Separate accommodations for white and colored races. — All passenger stations in this state operated by any motor
transportation company shall have separate waiting rooms or space and separate ticket windows for the white and colored
races, but such accommodations for the races shall be equal. All motor transportation companies or operators of vehicles
carrying passengers for hire in this state, whether intrastate or interstate passengers, shall at all times provide equal but
separate accommodations on each vehicle for the white and colored races.
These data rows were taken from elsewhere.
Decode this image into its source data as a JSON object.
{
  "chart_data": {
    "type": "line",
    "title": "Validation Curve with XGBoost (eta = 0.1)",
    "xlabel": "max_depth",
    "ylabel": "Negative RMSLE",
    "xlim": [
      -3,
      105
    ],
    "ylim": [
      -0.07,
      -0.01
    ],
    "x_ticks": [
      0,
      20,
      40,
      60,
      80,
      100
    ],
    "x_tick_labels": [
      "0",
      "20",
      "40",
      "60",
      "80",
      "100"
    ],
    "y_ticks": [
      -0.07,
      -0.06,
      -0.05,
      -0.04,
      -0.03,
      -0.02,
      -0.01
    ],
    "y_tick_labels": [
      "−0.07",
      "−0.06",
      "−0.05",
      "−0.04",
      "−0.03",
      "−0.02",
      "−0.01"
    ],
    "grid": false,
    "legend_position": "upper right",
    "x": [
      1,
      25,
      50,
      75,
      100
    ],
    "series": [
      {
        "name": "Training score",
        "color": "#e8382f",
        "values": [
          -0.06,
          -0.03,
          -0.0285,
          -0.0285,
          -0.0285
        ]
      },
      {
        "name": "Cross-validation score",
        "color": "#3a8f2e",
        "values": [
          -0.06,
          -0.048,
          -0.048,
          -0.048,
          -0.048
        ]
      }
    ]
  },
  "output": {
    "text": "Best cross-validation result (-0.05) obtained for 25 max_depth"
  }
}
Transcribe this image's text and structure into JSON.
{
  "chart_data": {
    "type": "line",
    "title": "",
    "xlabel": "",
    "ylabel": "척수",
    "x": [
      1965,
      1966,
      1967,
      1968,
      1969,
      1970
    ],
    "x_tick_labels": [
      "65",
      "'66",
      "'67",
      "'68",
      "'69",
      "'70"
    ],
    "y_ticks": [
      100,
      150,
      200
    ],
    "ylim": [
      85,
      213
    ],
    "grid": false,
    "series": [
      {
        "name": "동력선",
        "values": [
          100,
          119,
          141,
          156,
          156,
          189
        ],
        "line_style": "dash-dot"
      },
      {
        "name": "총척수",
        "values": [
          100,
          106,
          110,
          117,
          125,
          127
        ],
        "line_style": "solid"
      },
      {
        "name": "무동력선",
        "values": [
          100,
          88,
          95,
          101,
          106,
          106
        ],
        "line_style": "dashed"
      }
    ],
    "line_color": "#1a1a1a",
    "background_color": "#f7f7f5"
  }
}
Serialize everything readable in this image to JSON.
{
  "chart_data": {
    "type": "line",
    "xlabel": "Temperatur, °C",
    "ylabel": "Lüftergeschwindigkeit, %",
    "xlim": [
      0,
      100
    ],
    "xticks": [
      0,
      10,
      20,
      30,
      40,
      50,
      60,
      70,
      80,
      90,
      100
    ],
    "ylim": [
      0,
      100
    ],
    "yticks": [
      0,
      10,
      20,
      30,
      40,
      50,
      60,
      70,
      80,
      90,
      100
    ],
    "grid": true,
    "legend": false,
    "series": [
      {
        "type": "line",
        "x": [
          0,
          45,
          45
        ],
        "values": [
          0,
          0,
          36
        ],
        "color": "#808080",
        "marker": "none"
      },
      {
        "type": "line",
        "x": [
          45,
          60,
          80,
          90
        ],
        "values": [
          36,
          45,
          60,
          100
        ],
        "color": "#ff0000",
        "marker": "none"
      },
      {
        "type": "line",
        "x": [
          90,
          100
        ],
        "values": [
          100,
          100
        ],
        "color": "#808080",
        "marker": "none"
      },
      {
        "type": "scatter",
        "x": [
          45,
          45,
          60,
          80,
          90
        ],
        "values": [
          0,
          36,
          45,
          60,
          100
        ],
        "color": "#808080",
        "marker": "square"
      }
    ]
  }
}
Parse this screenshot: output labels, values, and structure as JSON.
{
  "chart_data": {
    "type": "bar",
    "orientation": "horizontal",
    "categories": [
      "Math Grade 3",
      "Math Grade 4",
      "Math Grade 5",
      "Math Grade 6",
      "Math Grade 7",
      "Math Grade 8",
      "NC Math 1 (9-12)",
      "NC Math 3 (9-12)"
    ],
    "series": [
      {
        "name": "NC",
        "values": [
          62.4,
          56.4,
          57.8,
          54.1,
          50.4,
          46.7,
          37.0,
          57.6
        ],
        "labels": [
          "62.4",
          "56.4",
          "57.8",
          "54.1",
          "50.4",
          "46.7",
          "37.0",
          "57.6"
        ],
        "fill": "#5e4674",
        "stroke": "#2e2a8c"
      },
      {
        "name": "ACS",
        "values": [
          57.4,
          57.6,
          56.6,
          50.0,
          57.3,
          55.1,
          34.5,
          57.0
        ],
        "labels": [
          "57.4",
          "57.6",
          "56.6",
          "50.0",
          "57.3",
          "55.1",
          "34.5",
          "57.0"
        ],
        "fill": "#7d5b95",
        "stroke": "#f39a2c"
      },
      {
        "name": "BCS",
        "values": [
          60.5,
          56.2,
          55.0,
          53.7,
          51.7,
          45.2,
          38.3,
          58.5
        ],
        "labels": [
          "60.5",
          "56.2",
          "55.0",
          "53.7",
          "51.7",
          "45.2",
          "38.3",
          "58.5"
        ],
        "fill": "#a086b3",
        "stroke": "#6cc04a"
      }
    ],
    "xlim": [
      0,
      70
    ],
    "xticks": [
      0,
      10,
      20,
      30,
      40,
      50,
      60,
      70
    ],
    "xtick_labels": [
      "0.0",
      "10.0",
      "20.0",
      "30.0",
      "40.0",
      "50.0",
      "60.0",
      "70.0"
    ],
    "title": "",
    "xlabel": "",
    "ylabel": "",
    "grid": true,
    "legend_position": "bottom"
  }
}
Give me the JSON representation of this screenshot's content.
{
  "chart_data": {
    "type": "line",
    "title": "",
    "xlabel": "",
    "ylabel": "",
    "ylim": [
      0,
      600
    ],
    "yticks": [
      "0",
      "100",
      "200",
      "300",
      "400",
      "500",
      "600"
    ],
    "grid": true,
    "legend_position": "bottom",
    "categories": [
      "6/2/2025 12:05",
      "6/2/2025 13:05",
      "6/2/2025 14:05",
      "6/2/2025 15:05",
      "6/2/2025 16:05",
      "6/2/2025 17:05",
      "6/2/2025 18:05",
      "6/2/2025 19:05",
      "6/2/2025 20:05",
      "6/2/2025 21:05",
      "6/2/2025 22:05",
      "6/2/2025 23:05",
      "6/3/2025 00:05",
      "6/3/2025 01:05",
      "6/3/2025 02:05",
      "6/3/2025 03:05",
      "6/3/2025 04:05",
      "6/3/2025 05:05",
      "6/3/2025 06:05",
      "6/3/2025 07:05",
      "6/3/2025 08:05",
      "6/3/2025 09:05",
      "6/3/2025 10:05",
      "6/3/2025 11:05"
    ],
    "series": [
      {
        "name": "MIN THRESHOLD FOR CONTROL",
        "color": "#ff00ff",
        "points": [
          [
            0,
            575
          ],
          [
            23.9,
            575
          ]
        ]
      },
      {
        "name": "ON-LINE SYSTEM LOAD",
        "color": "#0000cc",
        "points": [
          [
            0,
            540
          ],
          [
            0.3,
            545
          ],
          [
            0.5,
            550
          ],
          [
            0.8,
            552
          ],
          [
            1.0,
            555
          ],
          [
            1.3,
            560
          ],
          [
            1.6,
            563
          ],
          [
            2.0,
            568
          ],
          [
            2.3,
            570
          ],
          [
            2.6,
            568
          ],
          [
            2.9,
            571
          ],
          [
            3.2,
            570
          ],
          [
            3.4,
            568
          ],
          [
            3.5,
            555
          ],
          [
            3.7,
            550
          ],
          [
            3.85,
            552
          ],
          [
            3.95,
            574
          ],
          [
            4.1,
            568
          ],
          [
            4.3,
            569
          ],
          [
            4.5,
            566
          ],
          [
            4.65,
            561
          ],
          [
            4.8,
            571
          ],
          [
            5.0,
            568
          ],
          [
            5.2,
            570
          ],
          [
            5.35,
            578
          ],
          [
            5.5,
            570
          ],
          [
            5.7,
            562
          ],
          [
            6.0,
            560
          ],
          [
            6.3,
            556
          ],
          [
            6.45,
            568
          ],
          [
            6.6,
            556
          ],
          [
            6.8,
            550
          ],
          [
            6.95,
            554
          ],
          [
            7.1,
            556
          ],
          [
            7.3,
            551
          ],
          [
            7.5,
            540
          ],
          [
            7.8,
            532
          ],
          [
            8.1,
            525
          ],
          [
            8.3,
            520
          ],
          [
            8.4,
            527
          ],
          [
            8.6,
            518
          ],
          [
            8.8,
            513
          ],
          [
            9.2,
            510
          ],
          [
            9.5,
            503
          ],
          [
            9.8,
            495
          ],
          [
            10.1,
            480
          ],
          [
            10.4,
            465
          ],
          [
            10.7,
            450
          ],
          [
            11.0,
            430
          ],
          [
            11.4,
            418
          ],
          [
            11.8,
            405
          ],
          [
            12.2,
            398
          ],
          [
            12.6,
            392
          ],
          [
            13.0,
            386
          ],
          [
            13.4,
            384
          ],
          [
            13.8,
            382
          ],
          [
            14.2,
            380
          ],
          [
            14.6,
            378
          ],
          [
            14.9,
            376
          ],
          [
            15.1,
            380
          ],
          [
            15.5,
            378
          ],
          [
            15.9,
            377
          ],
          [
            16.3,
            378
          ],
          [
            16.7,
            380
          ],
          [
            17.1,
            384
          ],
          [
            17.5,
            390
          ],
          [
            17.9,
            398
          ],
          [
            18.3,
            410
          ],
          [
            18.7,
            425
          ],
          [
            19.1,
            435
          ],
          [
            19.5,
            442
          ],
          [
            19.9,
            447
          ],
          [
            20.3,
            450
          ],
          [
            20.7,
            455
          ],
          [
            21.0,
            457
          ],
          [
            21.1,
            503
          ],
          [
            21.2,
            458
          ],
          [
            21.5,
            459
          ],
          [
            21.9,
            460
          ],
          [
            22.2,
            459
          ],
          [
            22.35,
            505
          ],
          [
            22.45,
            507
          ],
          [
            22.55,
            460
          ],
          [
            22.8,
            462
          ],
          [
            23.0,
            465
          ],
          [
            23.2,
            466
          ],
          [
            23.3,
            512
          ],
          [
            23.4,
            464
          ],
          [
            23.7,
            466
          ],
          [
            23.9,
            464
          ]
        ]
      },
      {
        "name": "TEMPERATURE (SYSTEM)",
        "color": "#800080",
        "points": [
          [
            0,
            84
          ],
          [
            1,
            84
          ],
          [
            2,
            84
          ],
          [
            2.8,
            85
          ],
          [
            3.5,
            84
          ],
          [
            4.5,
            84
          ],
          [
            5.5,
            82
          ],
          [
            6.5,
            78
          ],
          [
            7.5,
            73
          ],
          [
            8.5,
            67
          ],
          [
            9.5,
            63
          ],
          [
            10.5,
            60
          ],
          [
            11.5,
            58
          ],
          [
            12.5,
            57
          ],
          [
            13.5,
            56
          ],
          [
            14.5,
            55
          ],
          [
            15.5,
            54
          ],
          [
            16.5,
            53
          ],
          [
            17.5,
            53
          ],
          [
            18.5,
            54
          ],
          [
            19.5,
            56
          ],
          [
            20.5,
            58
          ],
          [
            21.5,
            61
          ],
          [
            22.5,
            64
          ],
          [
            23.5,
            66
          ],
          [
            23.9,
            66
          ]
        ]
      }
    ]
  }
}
The conductor or agent of the motor transportation
company in charge of any vehicle is authorize and required to assign each passenger to the division of the vehicle designated
for the race to which the passenger belongs; and, if the passenger refuses to occupy the division to which he is assigned,
the conductor or agent may refuse to carry the passenger on the vehicle; and, for such refusal, neither the conductor or
agent of the motor transportation company nor the motor transportation company shall be liable in damages. Any motor
transportation company or person violating the provisions of this section shall be guilty of a misdemeanor and, upon
conviction, shall be fined not more than five hundred dollars for each offense; and each day’s violation of this section shall
constitute a separate offense. The provisions of this section shall be administered and enforced by the Alabama public service
commission in the manner in which provisions of the Alabama Motor Carrier Act of 1939 are administered and enforced. (1945,
p. 731, appvd. July 6, 1945.)”
For the complete case see below:
https://www.freedomforuminstitute.org/wp-content/uploads/2019/07/Browder-v.-Gayle.pdf
According to Jonathan Gold in his article, “The Browder in Browder v. Gayle. On April 29, 1955, Aurelia Browder, like so many
other black residents of Montgomery, was mistreated on a city bus. According to her testimony in the civil case, she was
forced by the bus driver “to get up and stand to let a white man and a white lady sit down.” Three other plaintiffs, Mary Louise
Smith, Claudette Colvin and Susie McDonald, had reported similar mistreatment. The cumulative effect of these “demeaning,
wretched, intolerable impositions and conditions,” as boycott organizer Jo Ann Robinson referred to them, inspired
Montgomery’s black community to begin developing plans for a boycott that eventually began after the arrest of Rosa Park.